Real Feeds Are Flowing
March 26, 2026 — Phase 4 Build
The Question
We have infrastructure deployed and transforms written — but does the whole thing actually work end-to-end? Can we get real Sound Transit feeds flowing from PIMS through the pipeline and out the other side as transformed GTFS-RT that consumers can hit?
What We Tried
- Copied PIMS API tokens from the experiments project into the production Secret Manager
- Seeded 6 PIMS assets (prod + QA: VehiclePositions, TripUpdates, schedule) with fetch schedules, auth headers, and version strategies
- Configured pipeline slot bindings: RT pipeline consumes VP + TU, schedule pipeline consumes the schedule feed
- Built the Sound Transit transforms as a separate agency repo (
sound-transit-gtfs-pipelines) that depends on thecontinuous-gtfsframework as a library - Deployed the pipeline worker image with baked-in transforms to the Cloud Run worker pool
What We Found
-
The worker was completing runs in 0.6ms but producing no output. It received raw protobuf bytes in the slot data but passed them directly to transforms that expected a decoded FeedMessage. The transforms silently did nothing on raw bytes — no error, no crash. We had to add a decode step in the worker that merges VP + TU into a single FeedMessage before running the DAG.
-
Service-to-service auth was the missing piece for production. The worker connected fine locally but couldn't reach the Cloud Run orchestrator — it needs TLS and an ID token from the metadata server. The fix was 20 lines of code (exactly as the deployment spec predicted), but the token had to auto-refresh via a gRPC AuthMetadataPlugin or workers running longer than an hour would lose auth.
-
The agency repo needs its own container image. Transforms are "baked in" per the spec — the pipeline version IS the container image. The framework repo provides the base (
continuous-gtfs), the agency repo adds its transforms and builds on top. This forced us to solve a Docker build context problem: the local path dependency can't be resolved inside Docker, so the build script copies the framework in temporarily. -
Schedule feed dedup works perfectly. The content-hash strategy catches identical schedule exports from PIMS — "content unchanged (dedup)" appears in the logs every 5 minutes. No unnecessary pipeline runs.
-
VP + TU debounce collapses correctly. Both feeds arrive within milliseconds of each other every 20 seconds. The 2-second debounce window collapses them into a single pipeline run that processes both in one pass.
What It Looks Like
Real PIMS data flowing through the system every 20 seconds:
Fetch pims/production/vehicle_positions: new version 2026-03-26T0... (12838 bytes, 29ms)
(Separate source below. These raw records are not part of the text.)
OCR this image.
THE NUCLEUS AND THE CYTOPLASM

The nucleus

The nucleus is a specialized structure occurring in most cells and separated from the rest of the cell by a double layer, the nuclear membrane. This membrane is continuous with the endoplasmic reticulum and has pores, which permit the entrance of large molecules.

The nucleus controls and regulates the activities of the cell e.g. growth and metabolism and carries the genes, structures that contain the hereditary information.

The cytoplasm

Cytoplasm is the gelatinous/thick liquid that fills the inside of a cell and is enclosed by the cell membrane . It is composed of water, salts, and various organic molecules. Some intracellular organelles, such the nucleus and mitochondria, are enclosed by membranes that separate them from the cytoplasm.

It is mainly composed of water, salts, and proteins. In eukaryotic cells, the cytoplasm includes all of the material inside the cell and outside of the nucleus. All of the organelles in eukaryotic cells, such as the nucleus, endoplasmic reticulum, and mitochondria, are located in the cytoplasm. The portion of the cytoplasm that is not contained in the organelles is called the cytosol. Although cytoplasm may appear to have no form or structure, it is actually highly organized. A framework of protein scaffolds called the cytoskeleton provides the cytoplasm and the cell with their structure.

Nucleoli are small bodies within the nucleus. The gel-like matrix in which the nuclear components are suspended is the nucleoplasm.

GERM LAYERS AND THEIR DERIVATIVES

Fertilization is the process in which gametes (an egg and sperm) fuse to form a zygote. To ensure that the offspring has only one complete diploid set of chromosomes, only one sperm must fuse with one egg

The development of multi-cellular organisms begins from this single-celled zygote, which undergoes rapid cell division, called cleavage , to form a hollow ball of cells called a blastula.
Fetch pims/production/trip_updates: new version 2026-03-26T0... (23948 bytes, 37ms)
Dispatch: run=8d62190f pipeline=st-realtime-production feed_type=realtime slots=['trip_updates', 'vehicle_positions']
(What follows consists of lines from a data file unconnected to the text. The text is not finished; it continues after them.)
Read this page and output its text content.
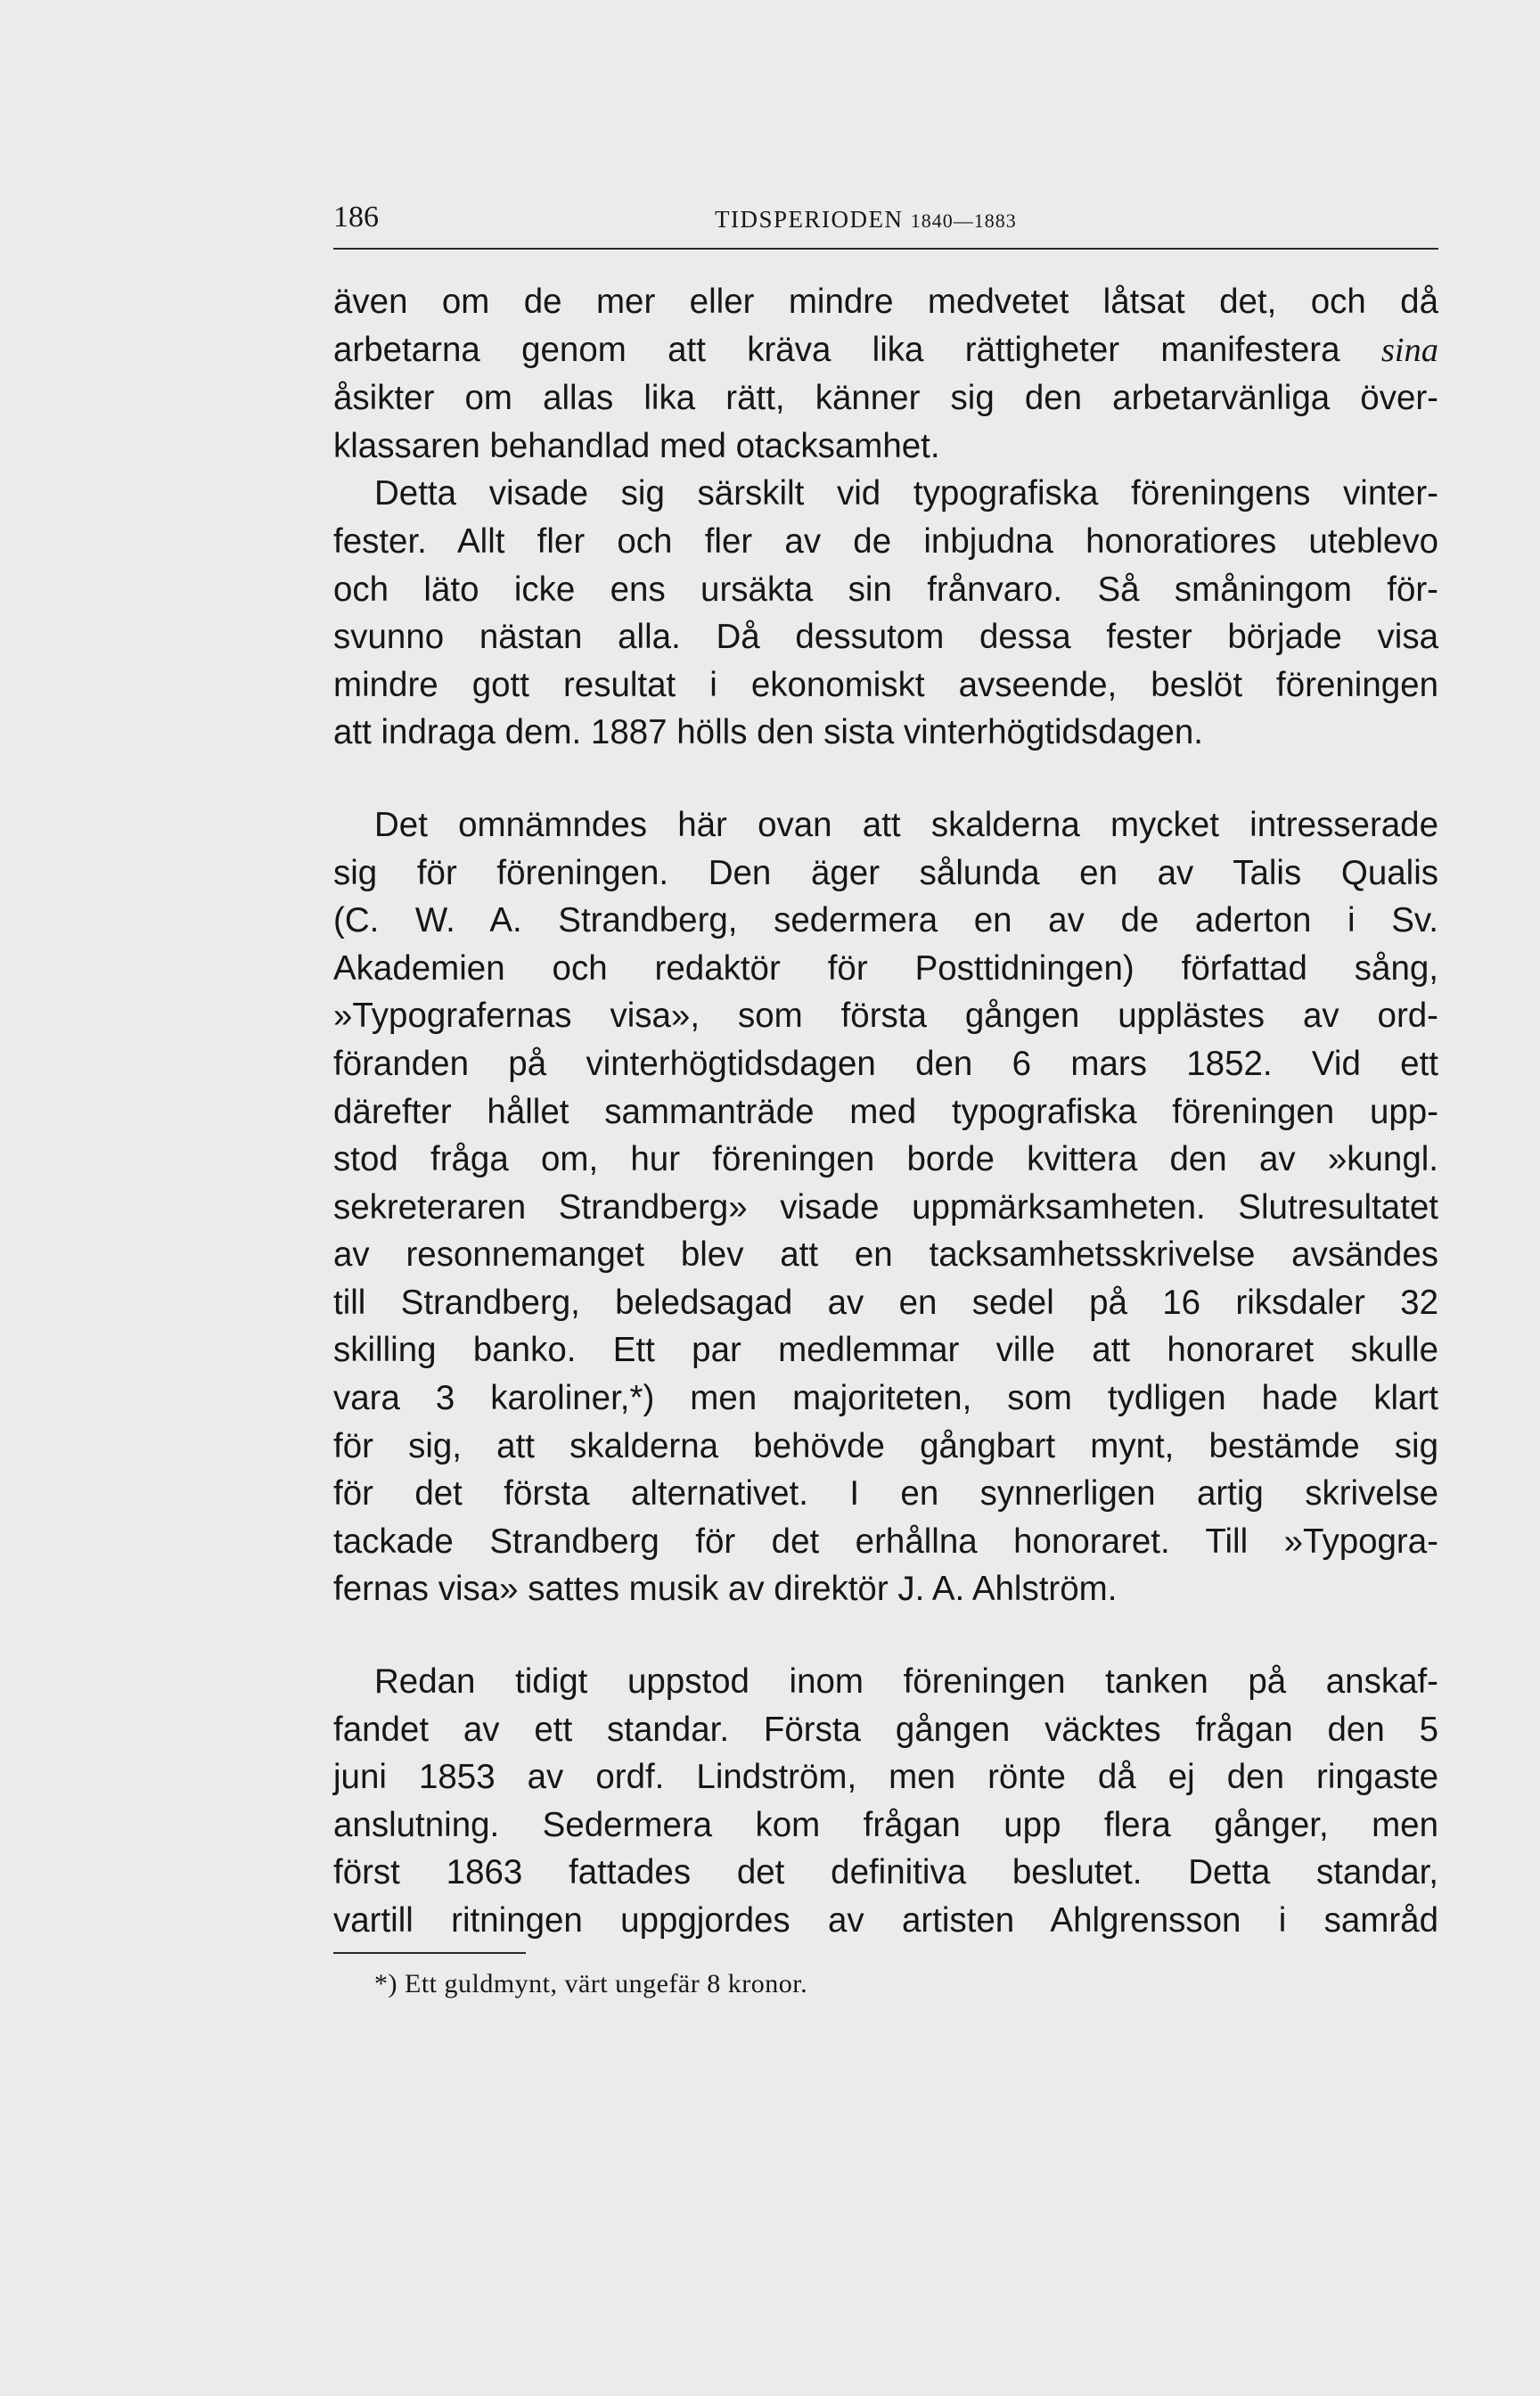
186	TIDSPERIODEN 1840—1883
även om de mer eller mindre medvetet låtsat det, och då
arbetarna genom att kräva lika rättigheter manifestera sina
åsikter om allas lika rätt, känner sig den arbetarvänliga över-
klassaren behandlad med otacksamhet.
Detta visade sig särskilt vid typografiska föreningens vinter-
fester. Allt fler och fler av de inbjudna honoratiores uteblevo
och läto icke ens ursäkta sin frånvaro. Så småningom för-
svunno nästan alla. Då dessutom dessa fester började visa
mindre gott resultat i ekonomiskt avseende, beslöt föreningen
att indraga dem. 1887 hölls den sista vinterhögtidsdagen.
Det omnämndes här ovan att skalderna mycket intresserade
sig för föreningen. Den äger sålunda en av Talis Qualis
(C. W. A. Strandberg, sedermera en av de aderton i Sv.
Akademien och redaktör för Posttidningen) författad sång,
»Typografernas visa», som första gången upplästes av ord-
föranden på vinterhögtidsdagen den 6 mars 1852. Vid ett
därefter hållet sammanträde med typografiska föreningen upp-
stod fråga om, hur föreningen borde kvittera den av »kungl.
sekreteraren Strandberg» visade uppmärksamheten. Slutresultatet
av resonnemanget blev att en tacksamhetsskrivelse avsändes
till Strandberg, beledsagad av en sedel på 16 riksdaler 32
skilling banko. Ett par medlemmar ville att honoraret skulle
vara 3 karoliner,*) men majoriteten, som tydligen hade klart
för sig, att skalderna behövde gångbart mynt, bestämde sig
för det första alternativet. I en synnerligen artig skrivelse
tackade Strandberg för det erhållna honoraret. Till »Typogra-
fernas visa» sattes musik av direktör J. A. Ahlström.
Redan tidigt uppstod inom föreningen tanken på anskaf-
fandet av ett standar. Första gången väcktes frågan den 5
juni 1853 av ordf. Lindström, men rönte då ej den ringaste
anslutning. Sedermera kom frågan upp flera gånger, men
först 1863 fattades det definitiva beslutet. Detta standar,
vartill ritningen uppgjordes av artisten Ahlgrensson i samråd
*) Ett guldmynt, värt ungefär 8 kronor.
Run 8d62190f completed in 1.5ms
Published production/feed.pb (23587 bytes, public, max-age=1)
Published production/feed.json (147847 bytes, public, max-age=1)
Registered output asset output/st-realtime-production/feed.pb version cbf50c67d86e...
The transformed feed, served via CDN:
$ curl -s http://34.36.64.110/production/feed.json | jq '.header'
{
"gtfs_realtime_version": "2.0",
"timestamp": "1774498531"
}
$ curl -s -I http://34.36.64.110/production/feed.pb | grep Cache-Control
Cache-Control: public, max-age=1
Note
The gtfs_realtime_version: "2.0" in the header is our UpdateFeedHeader transform at work — PIMS sends version 1.0.
The Decision
The pipeline is live and processing real Sound Transit feeds end-to-end. PIMS data is fetched every 20 seconds, transformed in <2ms, and published to CDN with 1-second cache headers — matching the latency and staleness targets from our experiments.
What This Means
- Consumers can hit
http://34.36.64.110/production/feed.pbfor transformed protobuf orfeed.jsonfor JSON — right now, today - The agency repo pattern works — Sound Transit's transforms live in their own repo, built as a separate Docker image
- Schedule dedup prevents unnecessary reprocessing when PIMS exports haven't changed
- Output assets are registered in the registry, closing the loop for schedule→RT dependency (when schedule transforms are wired up)
- The system has processed thousands of runs already with no errors
Open Questions
- DNS and HTTPS for the CDN endpoint — currently HTTP on a raw IP
- The schedule pipeline isn't running yet (only RT) — needs a schedule-specific worker or the same worker with
PIPELINE_DIRpointed at the schedule folder - How should the agency repo's CI build and push images? Currently using a manual
bin/buildscript - Should we publish
continuous-gtfsas a real Python package to avoid the Docker build workaround?